Israel mulls branding campaign to counter negative image

tel aviv | What kind of image does the average American have of Israel?

According to recent focus groups, the picture of the Jewish state is a grim one: gray and fortress-like, militarized, male-dominated, uniformly religious and generally uninviting.

“They don’t see anything of normal, everyday life,” said Boaz Mourad, CEO of Insight, a research group that conducted focus groups in the United States. “All they see is conflict and religion.”

With the help of some of the country’s top advertising brains, the Foreign Ministry is hoping to “rebrand” Israel. The idea is to remold the country’s public image — possibly the worst in years — from a bloody cauldron of conflict to a vibrant, dynamic society brimming with night life, innovative businesses and attractive and welcoming people.

At a recent conference, government officials and international experts exchanged ideas on how to make that happen.

The concept of national branding, which began about 15 years ago, was borrowed from the advertising world when people began to wonder if the tools of product branding could be translated into promoting countries. The goal was to help countries craft a highly managed, positive international identity that would boost investment, tourism and international status.

Countries like Spain, Turkey and Croatia have launched branding campaigns to improve their images, aided by experts who helped identify their major selling points and develop core messages that could be coordinated among government, business and cultural leaders.

Once a brand concept is developed for Israel, part of the challenge will be keeping all the players in line, from squabbling government ministers on down.

“Israel is not perceived as fun or normal. Our job is to say, ‘Yes, we are not normal, but we are far more normal than you think,'” said Ido Aharoni, media advisor to Foreign Minister Tzipi Livni.

For years Israel has worked to build political support, but government officials say that’s not enough in today’s global economy. Israel needs to be seen as a competitive place so that businesspeople and tourists see beyond the conflict and see Israel as a place to invest and visit.

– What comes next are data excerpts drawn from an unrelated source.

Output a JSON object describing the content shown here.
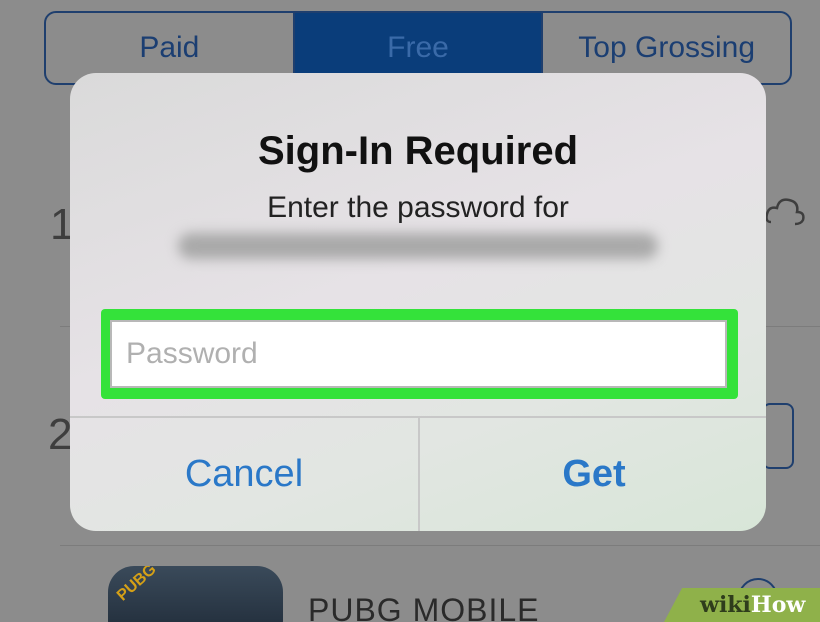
{
  "segmented_control": {
    "tabs": [
      {
        "label": "Paid",
        "active": false
      },
      {
        "label": "Free",
        "active": true
      },
      {
        "label": "Top Grossing",
        "active": false
      }
    ]
  },
  "background_list": {
    "ranks": [
      "1",
      "2"
    ],
    "app_name": "PUBG MOBILE",
    "app_icon_badge": "PUBG",
    "icons": [
      "cloud-download-icon",
      "info-icon"
    ]
  },
  "dialog": {
    "title": "Sign-In Required",
    "message": "Enter the password for",
    "account_text": "",
    "password_placeholder": "Password",
    "password_value": "",
    "cancel_label": "Cancel",
    "get_label": "Get"
  },
  "watermark": {
    "text_wiki": "wiki",
    "text_how": "How"
  },
  "colors": {
    "accent_blue": "#2a78c8",
    "highlight_green": "#34e23a",
    "segment_active": "#0a3d7a"
  }
}
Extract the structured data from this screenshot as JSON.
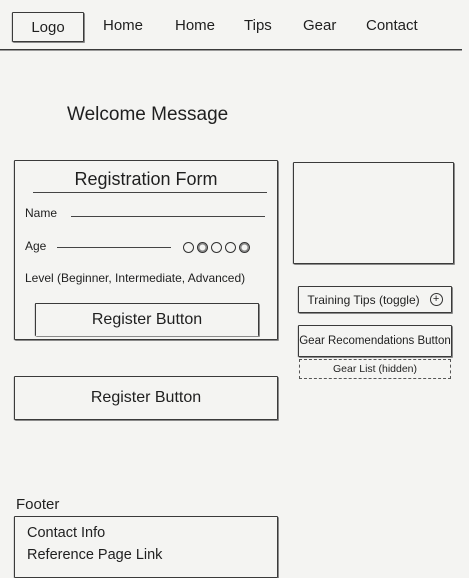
{
  "nav": {
    "logo": "Logo",
    "items": [
      "Home",
      "Home",
      "Tips",
      "Gear",
      "Contact"
    ]
  },
  "welcome": "Welcome Message",
  "registration": {
    "title": "Registration Form",
    "name_label": "Name",
    "age_label": "Age",
    "level_label": "Level (Beginner, Intermediate, Advanced)",
    "register_button": "Register Button"
  },
  "register_button_secondary": "Register Button",
  "sidebar": {
    "training_tips": "Training Tips (toggle)",
    "training_tips_icon": "plus-circle-icon",
    "gear_button": "Gear Recomendations Button",
    "gear_list": "Gear List (hidden)"
  },
  "footer": {
    "label": "Footer",
    "contact": "Contact Info",
    "reference": "Reference Page Link"
  }
}
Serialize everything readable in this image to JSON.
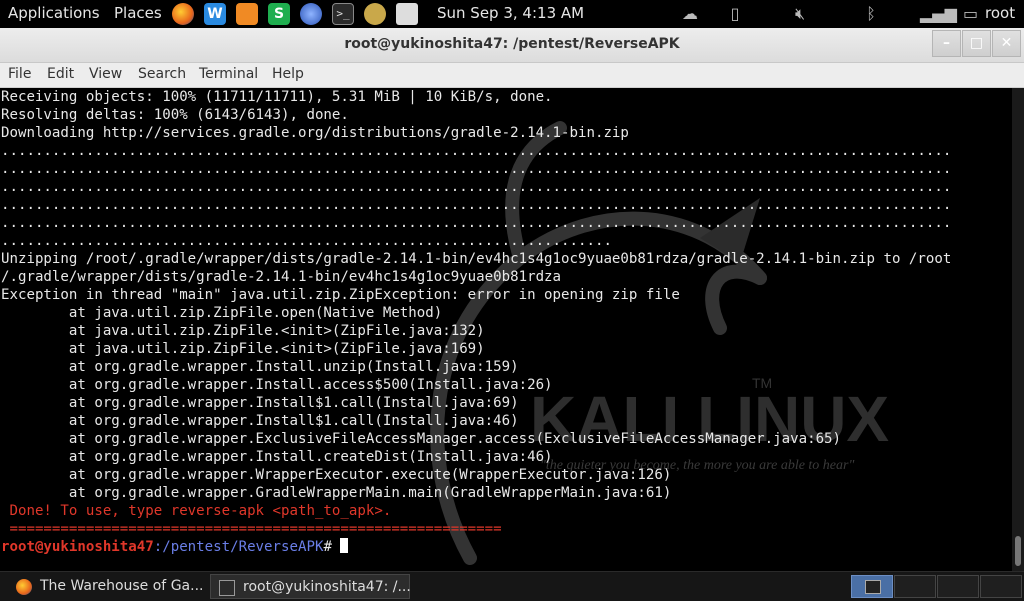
{
  "top_panel": {
    "applications_label": "Applications",
    "places_label": "Places",
    "clock": "Sun Sep  3,  4:13 AM",
    "user": "root"
  },
  "window": {
    "title": "root@yukinoshita47: /pentest/ReverseAPK"
  },
  "menubar": {
    "items": [
      "File",
      "Edit",
      "View",
      "Search",
      "Terminal",
      "Help"
    ]
  },
  "terminal": {
    "lines": [
      "Receiving objects: 100% (11711/11711), 5.31 MiB | 10 KiB/s, done.",
      "Resolving deltas: 100% (6143/6143), done.",
      "Downloading http://services.gradle.org/distributions/gradle-2.14.1-bin.zip",
      "................................................................................................................",
      "................................................................................................................",
      "................................................................................................................",
      "................................................................................................................",
      "................................................................................................................",
      "........................................................................",
      "Unzipping /root/.gradle/wrapper/dists/gradle-2.14.1-bin/ev4hc1s4g1oc9yuae0b81rdza/gradle-2.14.1-bin.zip to /root",
      "/.gradle/wrapper/dists/gradle-2.14.1-bin/ev4hc1s4g1oc9yuae0b81rdza",
      "Exception in thread \"main\" java.util.zip.ZipException: error in opening zip file",
      "        at java.util.zip.ZipFile.open(Native Method)",
      "        at java.util.zip.ZipFile.<init>(ZipFile.java:132)",
      "        at java.util.zip.ZipFile.<init>(ZipFile.java:169)",
      "        at org.gradle.wrapper.Install.unzip(Install.java:159)",
      "        at org.gradle.wrapper.Install.access$500(Install.java:26)",
      "        at org.gradle.wrapper.Install$1.call(Install.java:69)",
      "        at org.gradle.wrapper.Install$1.call(Install.java:46)",
      "        at org.gradle.wrapper.ExclusiveFileAccessManager.access(ExclusiveFileAccessManager.java:65)",
      "        at org.gradle.wrapper.Install.createDist(Install.java:46)",
      "        at org.gradle.wrapper.WrapperExecutor.execute(WrapperExecutor.java:126)",
      "        at org.gradle.wrapper.GradleWrapperMain.main(GradleWrapperMain.java:61)"
    ],
    "done_message": " Done! To use, type reverse-apk <path_to_apk>.",
    "separator": " ==========================================================",
    "prompt_user": "root@yukinoshita47",
    "prompt_path": ":/pentest/ReverseAPK",
    "prompt_symbol": "# ",
    "watermark_logo": "KALI LINUX",
    "watermark_tm": "TM",
    "watermark_slogan": "\"the quieter you become, the more you are able to hear\""
  },
  "taskbar": {
    "tasks": [
      {
        "label": "The Warehouse of Ga...",
        "icon": "firefox-icon"
      },
      {
        "label": "root@yukinoshita47: /...",
        "icon": "terminal-icon"
      }
    ]
  },
  "colors": {
    "error_red": "#e0372a",
    "prompt_blue": "#6a7ee6",
    "terminal_bg": "#000000",
    "terminal_fg": "#e8e8e8"
  }
}
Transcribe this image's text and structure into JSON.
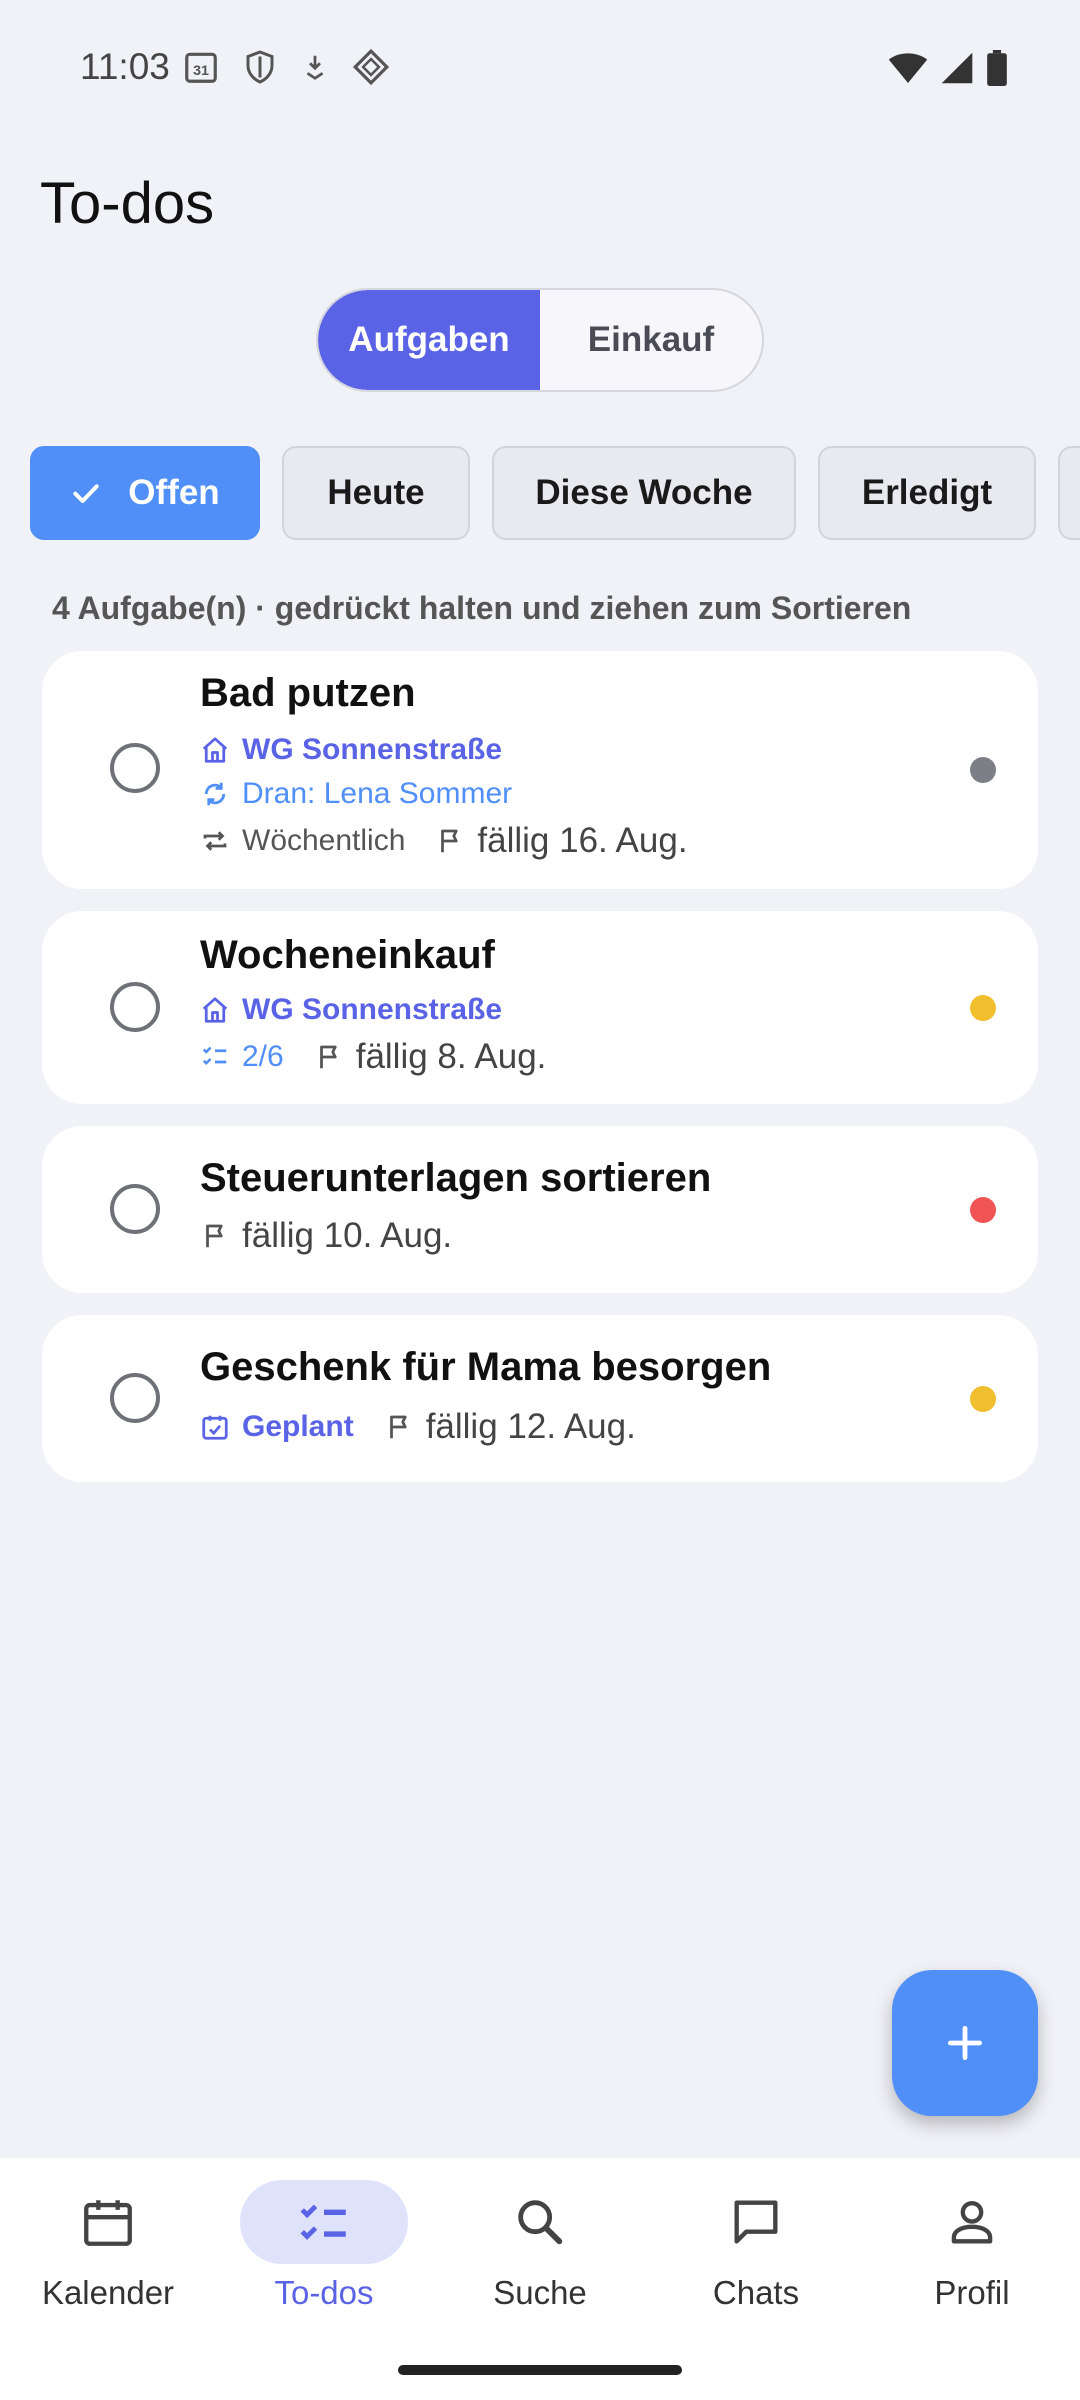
{
  "status_bar": {
    "time": "11:03",
    "left_icons": [
      "calendar-31-icon",
      "shield-icon",
      "download-icon",
      "diamond-icon"
    ],
    "right_icons": [
      "wifi-icon",
      "signal-icon",
      "battery-icon"
    ]
  },
  "header": {
    "title": "To-dos"
  },
  "segments": [
    {
      "label": "Aufgaben",
      "active": true
    },
    {
      "label": "Einkauf",
      "active": false
    }
  ],
  "filters": [
    {
      "label": "Offen",
      "active": true
    },
    {
      "label": "Heute",
      "active": false
    },
    {
      "label": "Diese Woche",
      "active": false
    },
    {
      "label": "Erledigt",
      "active": false
    }
  ],
  "hint": "4 Aufgabe(n) · gedrückt halten und ziehen zum Sortieren",
  "tasks": [
    {
      "title": "Bad putzen",
      "group": "WG Sonnenstraße",
      "turn": "Dran: Lena Sommer",
      "repeat": "Wöchentlich",
      "due": "fällig 16. Aug.",
      "priority_color": "#7d7f86"
    },
    {
      "title": "Wocheneinkauf",
      "group": "WG Sonnenstraße",
      "checklist": "2/6",
      "due": "fällig 8. Aug.",
      "priority_color": "#f1bf2e"
    },
    {
      "title": "Steuerunterlagen sortieren",
      "due": "fällig 10. Aug.",
      "priority_color": "#f05454"
    },
    {
      "title": "Geschenk für Mama besorgen",
      "planned": "Geplant",
      "due": "fällig 12. Aug.",
      "priority_color": "#f1bf2e"
    }
  ],
  "fab": {
    "icon": "plus-icon"
  },
  "nav": [
    {
      "label": "Kalender",
      "icon": "calendar-icon",
      "active": false
    },
    {
      "label": "To-dos",
      "icon": "checklist-icon",
      "active": true
    },
    {
      "label": "Suche",
      "icon": "search-icon",
      "active": false
    },
    {
      "label": "Chats",
      "icon": "chat-icon",
      "active": false
    },
    {
      "label": "Profil",
      "icon": "person-icon",
      "active": false
    }
  ],
  "colors": {
    "accent": "#5a63e6",
    "primary_blue": "#4f8ff7",
    "background": "#f1f2f7"
  }
}
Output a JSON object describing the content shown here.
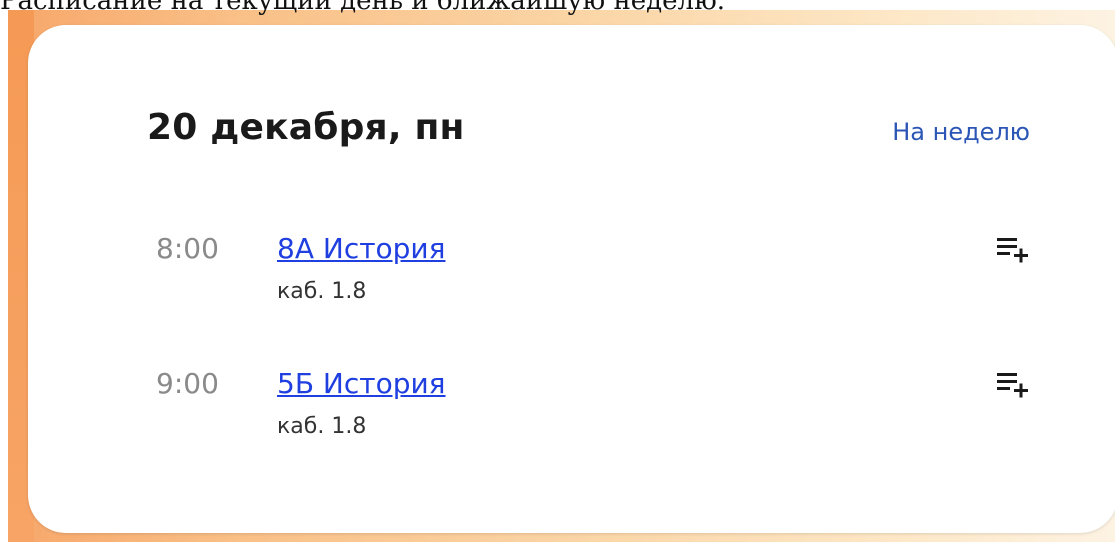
{
  "caption": "Расписание на текущий день и ближайшую неделю.",
  "schedule": {
    "date": "20 декабря, пн",
    "week_link": "На неделю",
    "lessons": [
      {
        "time": "8:00",
        "subject": "8А История",
        "room": "каб. 1.8",
        "add_icon": "playlist-add-icon"
      },
      {
        "time": "9:00",
        "subject": "5Б История",
        "room": "каб. 1.8",
        "add_icon": "playlist-add-icon"
      }
    ]
  },
  "colors": {
    "link": "#2b56b5",
    "subject_link": "#1f3fe0",
    "time": "#8a8a8a",
    "backdrop_orange": "#f7a76a"
  }
}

But how can Israel repaint its image as a conflict zone as the seemingly intractable and violent Israeli-Palestinian conflict continues?

Guy Toledano, vice president of business development for Bauman Ber Rivnay Saatchi and Saatchi, says it could take 10 to 15 years — but that with the right approach, Israel could significantly shift its image.

He pointed out images Britain used in its “Cool Britannica” branding campaign, of an Oxford student and a bartender at a pub. The goal was to give the sense of a country that was approachable and hip.

“Brands are about stories, and the story of Israel should be revised,” he said. “It was once the story of pioneers, of making the deserts bloom and the swamps disappear.”

But with the aftermath of the Six-Day War in 1967 and Israeli control of the West Bank and Gaza Strip, the world’s image of Israel changed drastically for the worse, Foreign Ministry officials and others said.

Among the speakers at the conference was Larry Weinberg, executive vice president of Israel for the 21st Century, which promotes stories of Israeli technological and scientific innovations that benefit Americans.

Weinberg said Israeli representatives must shift their focus from “hasbara,” a concept that means public relations or propaganda and essentially refers to how Israel explains itself to the world. Officials long have assumed that if they can convince the world that Israel is right in its conflict with the Arabs, international support will follow.